•The Camera Never Lies. The Big East and ESPN, which were born at essentially the same time, have acted almost as god-parents for each other. The league provided tidy and compelling two-hour blocks of programming; in return, the cable network drew huge audiences with its Monday and Wednesday night broadcasts, which in turn served the Big East as a nationwide recruiting tool. But as ESPN began carpeting every winter week with what it calls "wall-to-wall basketball," the Big East began to look like just another throw rug. And as the league's games became more and more unseemly—as the six-foul rule caused some Big East games to spill 15 or 20 minutes into a hard-nosed but somehow cleaner Big Ten game or a more wide-open Big Eight encounter or an ACC game conducted by maestros like Duke's Bobby Hurley, Georgia Tech's Kenny Anderson and North Carolina's Derrick Phelps—what should have been a recruiting infomercial suddenly began to look like the kind of thing a Prime Time camera crew comes back with after a visit to a Food Lion supermarket.
•What Would a Nice Guy Like Me Do in a Place Like That? Current college stars Hurley, Phelps, Kentucky's Jamal Mashburn and Rodrick Rhodes, Georgia Tech's Travis Best, Arizona's Khalid Reeves and North Carolina's Brian Reese are all from New England or Greater New York. Put three or four of them in the Big East, and you wouldn't be reading this story. But because they've gone elsewhere, the league has suffered. A measure of how desperate the conference has become manifested itself in this fall's early-signing period, when the Big East actually fared pretty well—but only by resorting to the stopgap measure of signing junior college players.
•Senioritis. Seton Hall's Dehere is a solid, jump-shooting guard. He is not, alas, what a league of media markets wants in a senior headliner. "At our preseason media day in New York, we were going around asking, 'Do you want to interview so-and-so?' " says a publicist at one Big East school. "Whereas in past years a line would have formed."
•The Breakup of the Gang of Four. Carnesecca, Massimino, Thompson and Syracuse's Jim Boeheim were in on the league from the start and had outsized influence on every decision Gavitt made. But after reaching the Final Four in 1985, the first three started coasting. Then Syracuse got caught cheating and wound up on a two-year NCAA probation. The Big East is still trying to recover.
The day he took over in June 1990, Tranghese wrote a four-page memo to his athletic directors. The subject: The conference was about to enter the most critical phase of its existence, when its charter coaches would start leaving. Tranghese knew that if Steve Fisher were to leave Michigan or even if Bobby Knight were to leave Indiana, those schools' traditions would keep them solid. But the Big East's success, he warned, was based on its coaches, and thus the league couldn't afford a mistake when it hired replacements for its big names.

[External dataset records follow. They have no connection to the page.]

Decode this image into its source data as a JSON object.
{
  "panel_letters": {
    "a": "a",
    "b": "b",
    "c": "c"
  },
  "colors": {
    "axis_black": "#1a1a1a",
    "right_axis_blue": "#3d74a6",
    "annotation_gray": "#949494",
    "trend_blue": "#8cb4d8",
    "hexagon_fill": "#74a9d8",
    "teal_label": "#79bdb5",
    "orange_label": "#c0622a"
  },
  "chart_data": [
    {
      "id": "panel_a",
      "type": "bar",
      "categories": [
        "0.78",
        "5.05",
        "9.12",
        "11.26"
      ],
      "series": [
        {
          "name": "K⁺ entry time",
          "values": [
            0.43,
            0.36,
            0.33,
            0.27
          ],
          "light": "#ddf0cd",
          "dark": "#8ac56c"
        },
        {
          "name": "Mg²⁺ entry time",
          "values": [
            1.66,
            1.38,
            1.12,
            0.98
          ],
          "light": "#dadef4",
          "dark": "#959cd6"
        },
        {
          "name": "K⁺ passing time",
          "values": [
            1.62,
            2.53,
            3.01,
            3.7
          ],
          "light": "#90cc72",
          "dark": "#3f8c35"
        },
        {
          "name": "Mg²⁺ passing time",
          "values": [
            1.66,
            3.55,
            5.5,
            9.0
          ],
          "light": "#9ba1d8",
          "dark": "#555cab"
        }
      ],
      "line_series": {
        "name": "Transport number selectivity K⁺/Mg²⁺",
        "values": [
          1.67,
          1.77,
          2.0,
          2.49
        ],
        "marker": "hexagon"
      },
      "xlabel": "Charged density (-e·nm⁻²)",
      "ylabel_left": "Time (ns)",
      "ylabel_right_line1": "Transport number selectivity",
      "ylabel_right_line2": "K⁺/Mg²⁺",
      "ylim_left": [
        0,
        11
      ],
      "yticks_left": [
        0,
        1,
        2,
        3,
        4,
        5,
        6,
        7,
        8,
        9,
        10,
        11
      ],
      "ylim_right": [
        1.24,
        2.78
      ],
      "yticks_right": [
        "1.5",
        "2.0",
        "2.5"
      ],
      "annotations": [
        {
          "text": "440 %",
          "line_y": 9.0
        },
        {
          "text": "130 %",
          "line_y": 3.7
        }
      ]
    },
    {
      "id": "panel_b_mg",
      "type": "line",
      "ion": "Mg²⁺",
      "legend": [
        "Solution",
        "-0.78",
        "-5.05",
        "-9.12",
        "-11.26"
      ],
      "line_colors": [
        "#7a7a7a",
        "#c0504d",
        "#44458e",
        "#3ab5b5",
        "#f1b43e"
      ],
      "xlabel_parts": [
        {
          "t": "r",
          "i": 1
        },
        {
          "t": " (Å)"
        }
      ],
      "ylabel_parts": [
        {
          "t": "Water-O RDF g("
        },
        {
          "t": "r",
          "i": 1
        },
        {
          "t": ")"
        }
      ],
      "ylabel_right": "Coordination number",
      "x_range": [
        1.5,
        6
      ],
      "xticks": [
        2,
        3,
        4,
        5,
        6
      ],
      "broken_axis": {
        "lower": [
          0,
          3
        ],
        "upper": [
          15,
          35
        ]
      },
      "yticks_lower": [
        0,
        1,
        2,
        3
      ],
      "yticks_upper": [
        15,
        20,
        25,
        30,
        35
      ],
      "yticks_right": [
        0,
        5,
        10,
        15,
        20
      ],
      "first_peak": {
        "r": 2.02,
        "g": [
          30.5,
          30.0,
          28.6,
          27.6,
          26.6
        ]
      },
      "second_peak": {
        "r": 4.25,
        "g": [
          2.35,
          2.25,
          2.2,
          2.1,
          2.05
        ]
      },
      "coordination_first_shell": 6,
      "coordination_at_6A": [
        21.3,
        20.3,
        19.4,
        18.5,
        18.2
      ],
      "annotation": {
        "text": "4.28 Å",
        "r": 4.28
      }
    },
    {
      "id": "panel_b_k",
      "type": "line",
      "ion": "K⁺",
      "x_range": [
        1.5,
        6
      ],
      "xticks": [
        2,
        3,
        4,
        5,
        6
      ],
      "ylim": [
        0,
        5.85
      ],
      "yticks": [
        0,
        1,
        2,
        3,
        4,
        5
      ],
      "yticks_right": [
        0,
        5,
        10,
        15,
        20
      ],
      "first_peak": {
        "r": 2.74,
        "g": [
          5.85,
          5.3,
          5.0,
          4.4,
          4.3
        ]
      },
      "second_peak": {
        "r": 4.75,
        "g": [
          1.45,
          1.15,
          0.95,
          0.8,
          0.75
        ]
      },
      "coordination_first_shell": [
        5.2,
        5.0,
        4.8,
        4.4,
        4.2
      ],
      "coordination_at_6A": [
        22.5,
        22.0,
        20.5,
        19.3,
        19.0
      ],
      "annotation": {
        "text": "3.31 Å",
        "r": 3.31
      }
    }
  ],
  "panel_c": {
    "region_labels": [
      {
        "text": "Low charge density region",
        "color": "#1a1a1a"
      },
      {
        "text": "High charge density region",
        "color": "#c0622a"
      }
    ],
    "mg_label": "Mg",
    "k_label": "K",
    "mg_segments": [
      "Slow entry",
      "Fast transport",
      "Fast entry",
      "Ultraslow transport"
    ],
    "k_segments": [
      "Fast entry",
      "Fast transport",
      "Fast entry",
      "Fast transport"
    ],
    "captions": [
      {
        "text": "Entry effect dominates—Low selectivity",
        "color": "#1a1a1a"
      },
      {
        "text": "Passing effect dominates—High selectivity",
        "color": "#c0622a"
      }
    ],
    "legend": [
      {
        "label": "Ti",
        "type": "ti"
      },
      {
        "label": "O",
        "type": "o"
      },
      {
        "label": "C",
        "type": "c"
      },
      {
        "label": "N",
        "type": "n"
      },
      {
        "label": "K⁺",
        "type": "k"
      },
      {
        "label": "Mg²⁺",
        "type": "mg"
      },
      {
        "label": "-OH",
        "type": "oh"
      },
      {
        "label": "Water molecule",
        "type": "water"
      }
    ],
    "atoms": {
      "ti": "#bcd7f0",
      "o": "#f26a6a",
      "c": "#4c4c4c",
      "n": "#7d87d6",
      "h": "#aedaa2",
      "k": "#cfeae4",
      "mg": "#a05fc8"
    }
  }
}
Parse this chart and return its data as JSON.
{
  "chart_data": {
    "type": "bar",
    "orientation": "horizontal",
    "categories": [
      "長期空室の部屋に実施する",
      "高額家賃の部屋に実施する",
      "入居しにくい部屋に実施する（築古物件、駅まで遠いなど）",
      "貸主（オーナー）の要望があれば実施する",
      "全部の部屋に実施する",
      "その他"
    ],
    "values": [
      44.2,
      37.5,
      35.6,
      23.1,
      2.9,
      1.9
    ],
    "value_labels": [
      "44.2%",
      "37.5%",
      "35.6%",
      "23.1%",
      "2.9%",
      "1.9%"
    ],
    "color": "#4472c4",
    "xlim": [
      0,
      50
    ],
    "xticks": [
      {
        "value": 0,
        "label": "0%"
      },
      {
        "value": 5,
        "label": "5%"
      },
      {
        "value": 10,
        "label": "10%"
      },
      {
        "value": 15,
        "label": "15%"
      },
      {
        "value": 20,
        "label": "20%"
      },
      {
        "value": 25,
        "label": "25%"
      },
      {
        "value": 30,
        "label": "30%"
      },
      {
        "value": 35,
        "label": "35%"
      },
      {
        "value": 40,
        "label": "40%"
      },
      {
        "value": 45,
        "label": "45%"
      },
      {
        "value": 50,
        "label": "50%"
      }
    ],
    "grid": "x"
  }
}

Yet when St. John's and Villanova faced vacancies last spring, none of the prestigious coaches that cities like New York and Philadelphia would seem to require—not Georgia Tech's Bobby Cremins, not Xavier's Pete Gillen, not Florida State's Pat Kennedy—could be enticed into the league. Gavitt liked to say that while the Big East's great strength was its media markets, its great albatross was those markets too, for a league of major markets must always compete with pro sports. "Let's say for the sake of argument that these new guys [Brian Mahoney at St. John's and Steve Lappas at Villanova] can coach," says Bill Reynolds, the Providence Journal-Bulletin columnist who chronicled the league's rise in his book, Big Hoops. "Perceptionwise they're no-names. And the Big East has always been a cult of coaches."
Tranghese sees some of these criticisms as contradictory. "For the past two years everybody said that Looie and Rollie were slipping, that they weren't getting the players," he says. "Now people talk about how their leaving is the end of the world. Well, you can't have it both ways."
If Mahoney and Lappas can restock their talent-poor programs, the world will of course not come to an end. Tranghese concedes that those are the stakes. And while the league's coaches would probably prefer he play the perception game at which Gavitt was so adept and vigorously take on the prophets of Big East doom, that's not Tranghese's way. When the Big East started up, as Gavitt spun visions on the order of Big Daddy, Tranghese, his assistant, was holed up in the back of a Providence ad agency, booking the room and paying the band. In that sense the league is lucky to be in the hands of someone who has always trafficked in reality—a man who knows the only useful riposte to all the carping about slippage can come from the coaches themselves. With player signings. Nonconference wins. And Final Four appearances.
The Big East watched one of its own in New Orleans on New Year's night, when Miami and Alabama played a football game for a national championship. What the league would give to find itself back in the same city on April 5, with another national title at stake, only this time in the sport it once owned. Then all would again be right with its world.